None of these studies really address privatisation, although the Auckland academics keep leaping to the conclusion that privatisation is warranted, without any evidence except a thin theory (which is often contradicted by fat facts).

One is reminded of a story told by MP Rodney Hide’s friends. Apparently Hide’s lectures could be as riotous as parliament, and the students were having trouble throwing their various missiles into the wastepaper basket. Asked what he would do about, Hide is said to have avoided the obvious solutions such as stop throwing missiles or get a bigger bin. His solution was to privatise the university. If privatisation is the answer, very often one has misunderstood the question.


Note Roger Kerr commented on the article in a letter to The Listener (22May 199). My reply in the column of 19 June 1999, was as follows.

Roger Kerr, executive director of the Business Roundtable, seems to be backing down from the extremism of his rogernomics.

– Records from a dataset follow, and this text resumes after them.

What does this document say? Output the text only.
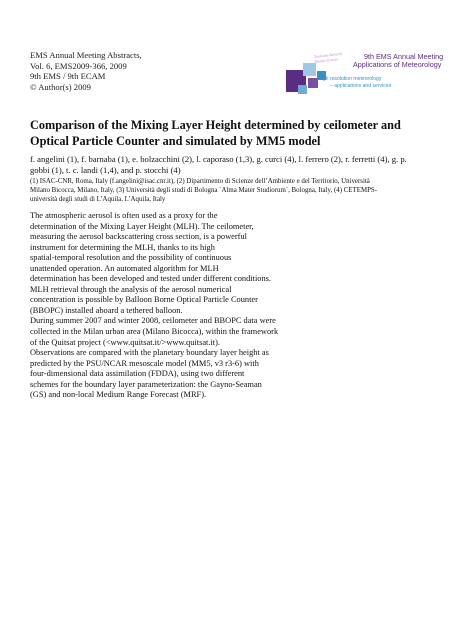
EMS Annual Meeting Abstracts,
Vol. 6, EMS2009-366, 2009
9th EMS / 9th ECAM
© Author(s) 2009
Toulouse-Bérards Hautes Graves	9th EMS Annual Meeting
Applications of Meteorology
High resolution meteorology
– applications and services
Comparison of the Mixing Layer Height determined by ceilometer and
Optical Particle Counter and simulated by MM5 model
f. angelini (1), f. barnaba (1), e. bolzacchini (2), l. caporaso (1,3), g. curci (4), l. ferrero (2), r. ferretti (4), g. p.
gobbi (1), t. c. landi (1,4), and p. stocchi (4)
(1) ISAC-CNR, Roma, Italy (f.angelini@isac.cnr.it), (2) Dipartimento di Scienze dell’Ambiente e del Territorio, Università
Milano Bicocca, Milano, Italy, (3) Università degli studi di Bologna `Alma Mater Studiorum`, Bologna, Italy, (4) CETEMPS-
università degli studi di L’Aquila, L’Aquila, Italy
The atmospheric aerosol is often used as a proxy for the
determination of the Mixing Layer Height (MLH). The ceilometer,
measuring the aerosol backscattering cross section, is a powerful
instrument for determining the MLH, thanks to its high
spatial-temporal resolution and the possibility of continuous
unattended operation. An automated algorithm for MLH
determination has been developed and tested under different conditions.
MLH retrieval through the analysis of the aerosol numerical
concentration is possible by Balloon Borne Optical Particle Counter
(BBOPC) installed aboard a tethered balloon.
During summer 2007 and winter 2008, ceilometer and BBOPC data were
collected in the Milan urban area (Milano Bicocca), within the framework
of the Quitsat project (<www.quitsat.it/>www.quitsat.it).
Observations are compared with the planetary boundary layer height as
predicted by the PSU/NCAR mesoscale model (MM5, v3 r3-6) with
four-dimensional data assimilation (FDDA), using two different
schemes for the boundary layer parameterization: the Gayno-Seaman
(GS) and non-local Medium Range Forecast (MRF).
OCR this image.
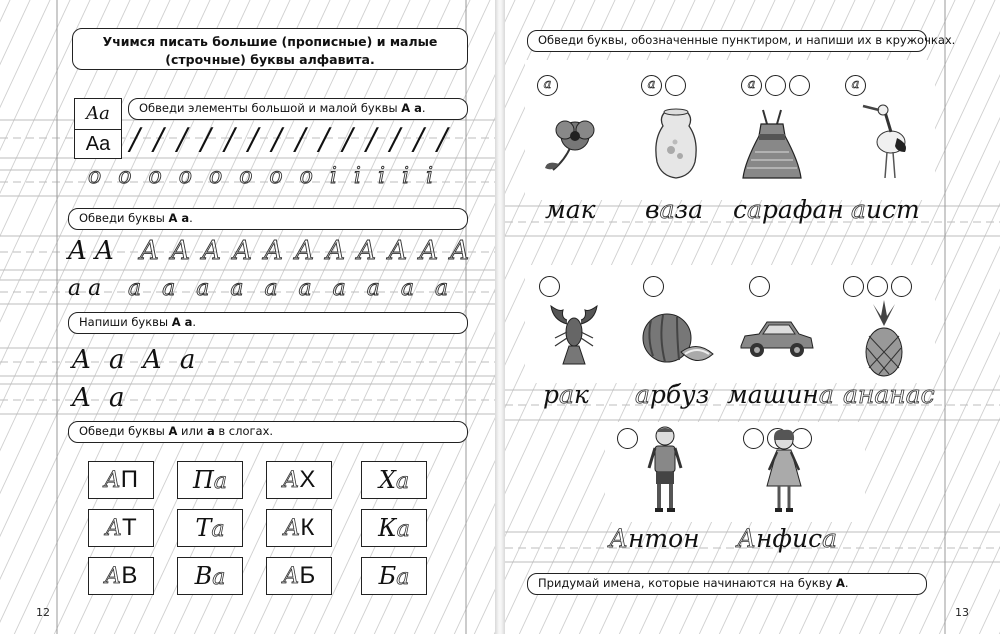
Учимся писать большие (прописные) и малые (строчные) буквы алфавита.
Aa
Aa
Обведи элементы большой и малой буквы А а.
/ / / / / / / / / / / / / /
o o o o o o o o i i i i i
Обведи буквы А а.
A A A A A A A A A A A A A
a a a a a a a a a a a a
Напиши буквы А а.
A a A a
A a
Обведи буквы А или а в слогах.
АП	Па	АХ	Ха
АТ	Та	АК	Ка
АВ	Ва	АБ	Ба
12
Обведи буквы, обозначенные пунктиром, и напиши их в кружочках.
а	а	а	а
мак ваза сарафан аист
рак арбуз машина ананас
Антон Анфиса
Придумай имена, которые начинаются на букву А.
13
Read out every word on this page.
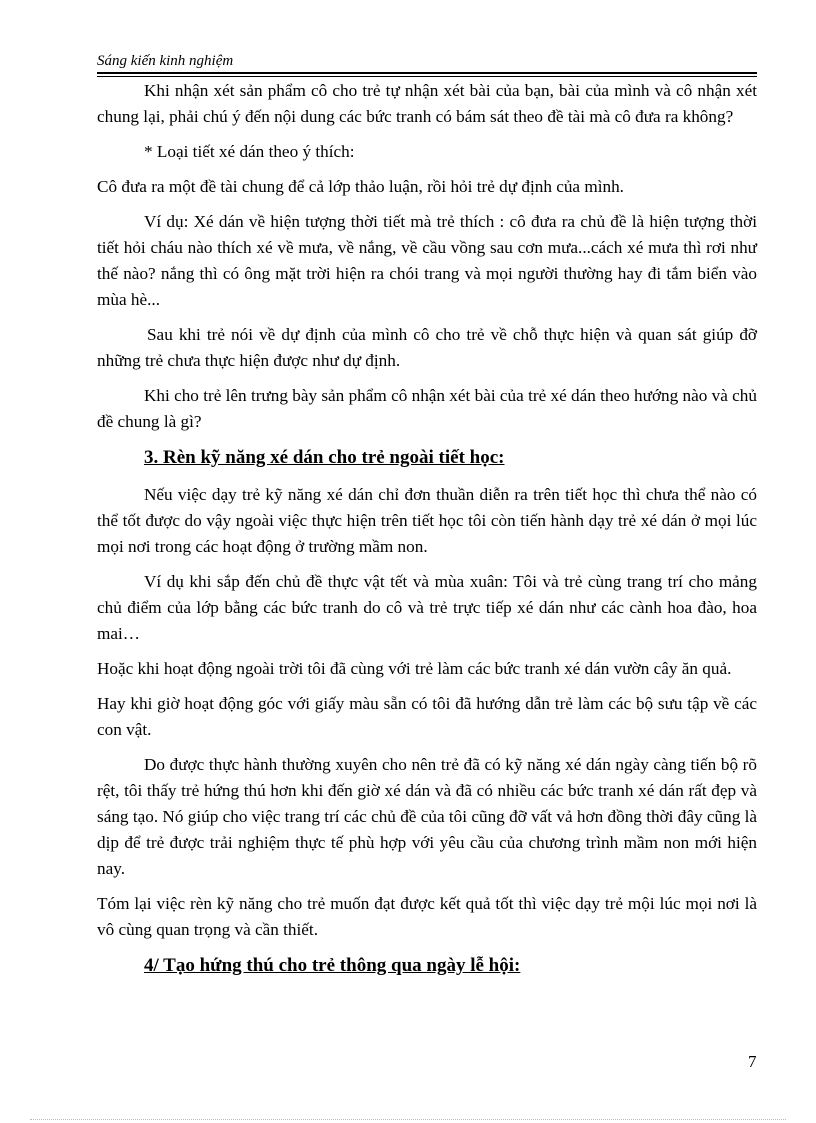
Sáng kiến kinh nghiệm

Khi nhận xét sản phẩm cô cho trẻ tự nhận xét bài của bạn, bài của mình và cô nhận xét chung lại, phải chú ý đến nội dung các bức tranh có bám sát theo đề tài mà cô đưa ra không?

* Loại tiết xé dán theo ý thích:

Cô đưa ra một đề tài chung để cả lớp thảo luận, rồi hỏi trẻ dự định của mình.

Ví dụ: Xé dán về hiện tượng thời tiết mà trẻ thích : cô đưa ra chủ đề là hiện tượng thời tiết hỏi cháu nào thích xé về mưa, về nắng, về cầu vồng sau cơn mưa...cách xé mưa thì rơi như thế nào? nắng thì có ông mặt trời hiện ra chói trang và mọi người thường hay đi tắm biển vào mùa hè...

Sau khi trẻ nói về dự định của mình cô cho trẻ về chỗ thực hiện và quan sát giúp đỡ những trẻ chưa thực hiện được như dự định.

Khi cho trẻ lên trưng bày sản phẩm cô nhận xét bài của trẻ xé dán theo hướng nào và chủ đề chung là gì?

3. Rèn kỹ năng xé dán cho trẻ ngoài tiết học:

Nếu việc dạy trẻ kỹ năng xé dán chỉ đơn thuần diễn ra trên tiết học thì chưa thể nào có thể tốt được do vậy ngoài việc thực hiện trên tiết học tôi còn tiến hành dạy trẻ xé dán ở mọi lúc mọi nơi trong các hoạt động ở trường mầm non.

Ví dụ khi sắp đến chủ đề thực vật tết và mùa xuân: Tôi và trẻ cùng trang trí cho mảng chủ điểm của lớp bằng các bức tranh do cô và trẻ trực tiếp xé dán như các cành hoa đào, hoa mai…

Hoặc khi hoạt động ngoài trời tôi đã cùng với trẻ làm các bức tranh xé dán vườn cây ăn quả.

Hay khi giờ hoạt động góc với giấy màu sẵn có tôi đã hướng dẫn trẻ làm các bộ sưu tập về các con vật.

Do được thực hành thường xuyên cho nên trẻ đã có kỹ năng xé dán ngày càng tiến bộ rõ rệt, tôi thấy trẻ hứng thú hơn khi đến giờ xé dán và đã có nhiều các bức tranh xé dán rất đẹp và sáng tạo. Nó giúp cho việc trang trí các chủ đề của tôi cũng đỡ vất vả hơn đồng thời đây cũng là dịp để trẻ được trải nghiệm thực tế phù hợp với yêu cầu của chương trình mầm non mới hiện nay.

Tóm lại việc rèn kỹ năng cho trẻ muốn đạt được kết quả tốt thì việc dạy trẻ mội lúc mọi nơi là vô cùng quan trọng và cần thiết.

4/ Tạo hứng thú cho trẻ thông qua ngày lễ hội:
7
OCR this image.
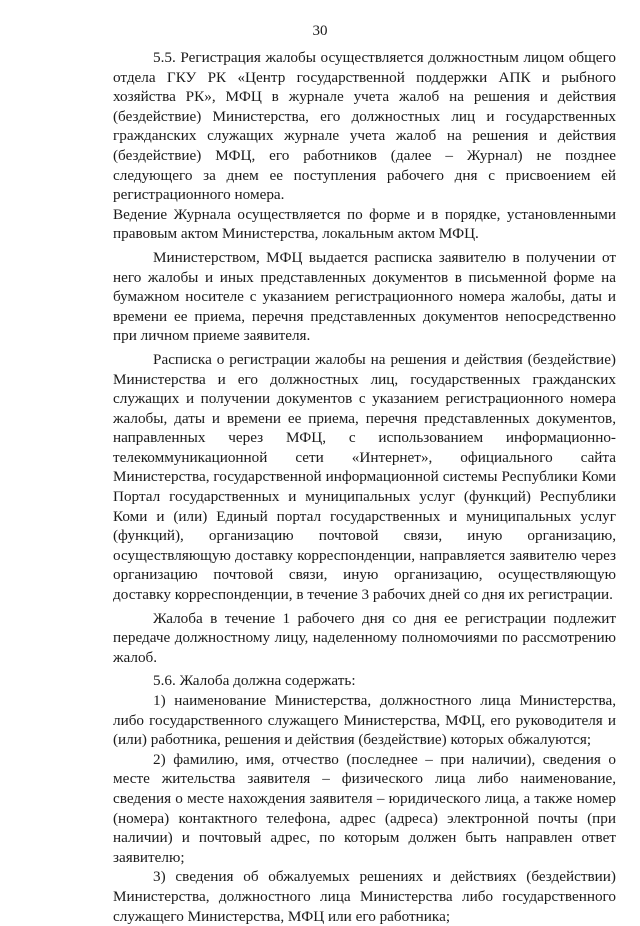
30

5.5. Регистрация жалобы осуществляется должностным лицом общего отдела ГКУ РК «Центр государственной поддержки АПК и рыбного хозяйства РК», МФЦ в журнале учета жалоб на решения и действия (бездействие) Министерства, его должностных лиц и государственных гражданских служащих журнале учета жалоб на решения и действия (бездействие) МФЦ, его работников (далее – Журнал) не позднее следующего за днем ее поступления рабочего дня с присвоением ей регистрационного номера.

Ведение Журнала осуществляется по форме и в порядке, установленными правовым актом Министерства, локальным актом МФЦ.

Министерством, МФЦ выдается расписка заявителю в получении от него жалобы и иных представленных документов в письменной форме на бумажном носителе с указанием регистрационного номера жалобы, даты и времени ее приема, перечня представленных документов непосредственно при личном приеме заявителя.

Расписка о регистрации жалобы на решения и действия (бездействие) Министерства и его должностных лиц, государственных гражданских служащих и получении документов с указанием регистрационного номера жалобы, даты и времени ее приема, перечня представленных документов, направленных через МФЦ, с использованием информационно-телекоммуникационной сети «Интернет», официального сайта Министерства, государственной информационной системы Республики Коми Портал государственных и муниципальных услуг (функций) Республики Коми и (или) Единый портал государственных и муниципальных услуг (функций), организацию почтовой связи, иную организацию, осуществляющую доставку корреспонденции, направляется заявителю через организацию почтовой связи, иную организацию, осуществляющую доставку корреспонденции, в течение 3 рабочих дней со дня их регистрации.

Жалоба в течение 1 рабочего дня со дня ее регистрации подлежит передаче должностному лицу, наделенному полномочиями по рассмотрению жалоб.

5.6. Жалоба должна содержать:

1) наименование Министерства, должностного лица Министерства, либо государственного служащего Министерства, МФЦ, его руководителя и (или) работника, решения и действия (бездействие) которых обжалуются;

2) фамилию, имя, отчество (последнее – при наличии), сведения о месте жительства заявителя – физического лица либо наименование, сведения о месте нахождения заявителя – юридического лица, а также номер (номера) контактного телефона, адрес (адреса) электронной почты (при наличии) и почтовый адрес, по которым должен быть направлен ответ заявителю;

3) сведения об обжалуемых решениях и действиях (бездействии) Министерства, должностного лица Министерства либо государственного служащего Министерства, МФЦ или его работника;
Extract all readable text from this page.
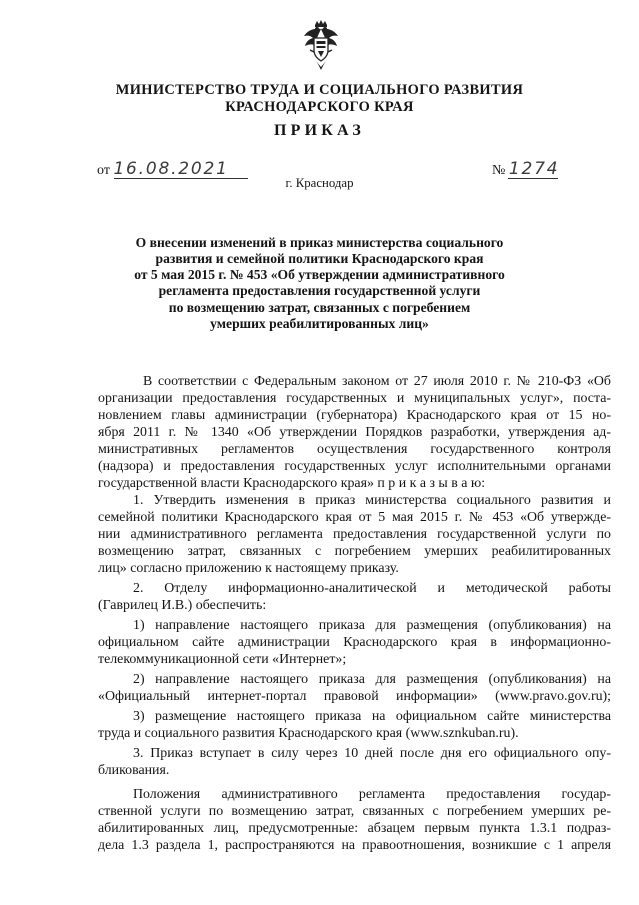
МИНИСТЕРСТВО ТРУДА И СОЦИАЛЬНОГО РАЗВИТИЯ
КРАСНОДАРСКОГО КРАЯ
ПРИКАЗ
от 16.08.2021	№ 1274
г. Краснодар
О внесении изменений в приказ министерства социального
развития и семейной политики Краснодарского края
от 5 мая 2015 г. № 453 «Об утверждении административного
регламента предоставления государственной услуги
по возмещению затрат, связанных с погребением
умерших реабилитированных лиц»
В соответствии с Федеральным законом от 27 июля 2010 г. № 210-ФЗ «Об
организации предоставления государственных и муниципальных услуг», поста-
новлением главы администрации (губернатора) Краснодарского края от 15 но-
ября 2011 г. № 1340 «Об утверждении Порядков разработки, утверждения ад-
министративных регламентов осуществления государственного контроля
(надзора) и предоставления государственных услуг исполнительными органами
государственной власти Краснодарского края» п р и к а з ы в а ю:
1. Утвердить изменения в приказ министерства социального развития и
семейной политики Краснодарского края от 5 мая 2015 г. № 453 «Об утвержде-
нии административного регламента предоставления государственной услуги по
возмещению затрат, связанных с погребением умерших реабилитированных
лиц» согласно приложению к настоящему приказу.
2. Отделу информационно-аналитической и методической работы
(Гаврилец И.В.) обеспечить:
1) направление настоящего приказа для размещения (опубликования) на
официальном сайте администрации Краснодарского края в информационно-
телекоммуникационной сети «Интернет»;
2) направление настоящего приказа для размещения (опубликования) на
«Официальный интернет-портал правовой информации» (www.pravo.gov.ru);
3) размещение настоящего приказа на официальном сайте министерства
труда и социального развития Краснодарского края (www.sznkuban.ru).
3. Приказ вступает в силу через 10 дней после дня его официального опу-
бликования.
Положения административного регламента предоставления государ-
ственной услуги по возмещению затрат, связанных с погребением умерших ре-
абилитированных лиц, предусмотренные: абзацем первым пункта 1.3.1 подраз-
дела 1.3 раздела 1, распространяются на правоотношения, возникшие с 1 апреля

Once it was insisted that all government businesses should be privatised because all would perform better in private ownership. We are now told that this was true only on average. That means some businesses perform better if they were retained in public ownership. An able government would retain those that operated better in the public domain. However, Kerr still claims that a range of studies demonstrate that on average and over time privatisation is better. Another range of studies comes to the opposite conclusion.

Kerr and I would probably agree there are no studies which show a national benefit from underpricing state assets which are privatised, as the New Zealand government has done (including, by the Minister’s own admission, Contact Energy), nor using the proceeds to pay for temporary tax cuts as occurred in the past, and as some still advocate.